I was asked to document a wedding ceremony in Minneapolis Fall of 2018. I love expanding my skills and background, so I said yes. Since I lack experience videoing wedding, I asked a friend who is a videographer for a news company and has experience taping weddings; he gave me many helpful hints. Before the wedding, I also looked up lots of videos on YouTube. I thought I was well prepared; however, I made a few mistakes so please read and learn from my experience.
1. Arrive early
This may seem like a no-brainer; however, the wedding I videoed was at a venue I have never been to before. Not only did I not know how to get to the venue, I didn't know where to park. I was already running late due to traffic and this just added to me being late. Since I was running behind, I felt rushed and had extreme anxiety. I did not have my camera setting set properly either. I did not pay for parking. After the ceremony, I ended up have a $40 ticket because I ran inside to start setting up as soon as I parked.
2. Know how the ceremony is going to go Understand if there are different aspects to the ceremony that include moving. Always chat with couples to get a good idea of how the ceremony will go. Is there special guests who are doing scripture readings? Are the bride and groom standing in the center of the aisle or are they off to the side? Will they be doing a union ceremony such as a mixing of sands, braiding of a cross, etc? Don't move unless you have to! 3. Invest in proper equipment I brought with me two cameras. One was on a tripod and one was handheld. The tripod camera was not of a good quality and the venue was a low light situation. Those two put together equal low quality video. The camera I held was, obviously, very shaky. I've now learned to either have a monopod or gimbal stabilizer! Audio is super important in video. I only recorded audio from my cameras. The venue I was at was large and there was a lot of echo. Connecting straight from the speakers AND putting a mic on the groom or officiant will help a ton.
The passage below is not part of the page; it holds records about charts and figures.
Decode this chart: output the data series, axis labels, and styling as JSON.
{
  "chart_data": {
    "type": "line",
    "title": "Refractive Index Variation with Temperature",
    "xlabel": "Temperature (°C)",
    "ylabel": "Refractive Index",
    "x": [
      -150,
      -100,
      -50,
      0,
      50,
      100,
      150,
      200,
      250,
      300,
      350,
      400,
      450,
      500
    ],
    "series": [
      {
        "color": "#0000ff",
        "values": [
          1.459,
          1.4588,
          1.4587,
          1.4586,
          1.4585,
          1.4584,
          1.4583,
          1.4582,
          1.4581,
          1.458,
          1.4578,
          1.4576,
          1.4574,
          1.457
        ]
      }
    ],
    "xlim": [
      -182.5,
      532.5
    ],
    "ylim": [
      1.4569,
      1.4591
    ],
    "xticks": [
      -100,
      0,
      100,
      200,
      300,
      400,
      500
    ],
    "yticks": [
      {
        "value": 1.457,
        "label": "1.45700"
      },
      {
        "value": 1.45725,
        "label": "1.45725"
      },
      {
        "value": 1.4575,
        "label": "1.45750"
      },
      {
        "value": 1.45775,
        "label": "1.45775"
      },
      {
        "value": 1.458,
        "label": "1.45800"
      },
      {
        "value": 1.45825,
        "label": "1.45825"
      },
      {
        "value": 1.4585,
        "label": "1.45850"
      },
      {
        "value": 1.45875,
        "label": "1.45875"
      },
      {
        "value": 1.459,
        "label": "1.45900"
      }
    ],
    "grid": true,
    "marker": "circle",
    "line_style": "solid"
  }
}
SD cards need to be a high enough quality that they can keep up with recording. Smaller SD cards will only record a few seconds until they stop. That's because there's too much information going into it that it is unable to keep up. Below is a link to a few items I recommend.
4. Use the proper camera settings Understand that your camera typically only can record for 30 minutes until it will automatically stop. This is so that the camera does not overheat. Be sure to stop and restart the recording if you are coming up on that timeframe. Make sure your frame rate, ISO, aperture, and shutter speed reflect what you are trying to capture. Your shutter speed needs to be double than your frames per second or fps. The higher the fps is good for slow motion or B roll shots but anything that you would want to maintain the audio pitch or speed for that looks natural should be shot at 24 fps. If you are switching your frame rate make sure to keep your shutter speed double. Ex. 24 fps shoot at 1/50 shutter speed (great for ceremony, speeches, etc) 60 fps shoot at 1/120 shutter speed (great for b roll, slow motion shots for highlight video, etc) 5. Collect as much footage as needed There is nothing worse than going home and realizing you are unable to create a good highlight video of the day and not be able to tell a story with what you captured. Collecting as much b-roll as possible will help! People laughing, details from the day, a tree or water fountain outside are simple. It helps to have an idea of how you would like to tell your story as the day is going. As the day is going on and you realize you are not capturing what you would like, speak up! Let the photographer know if the couple needs to hold that pose a little longer or you can also direct how the shot is going to go.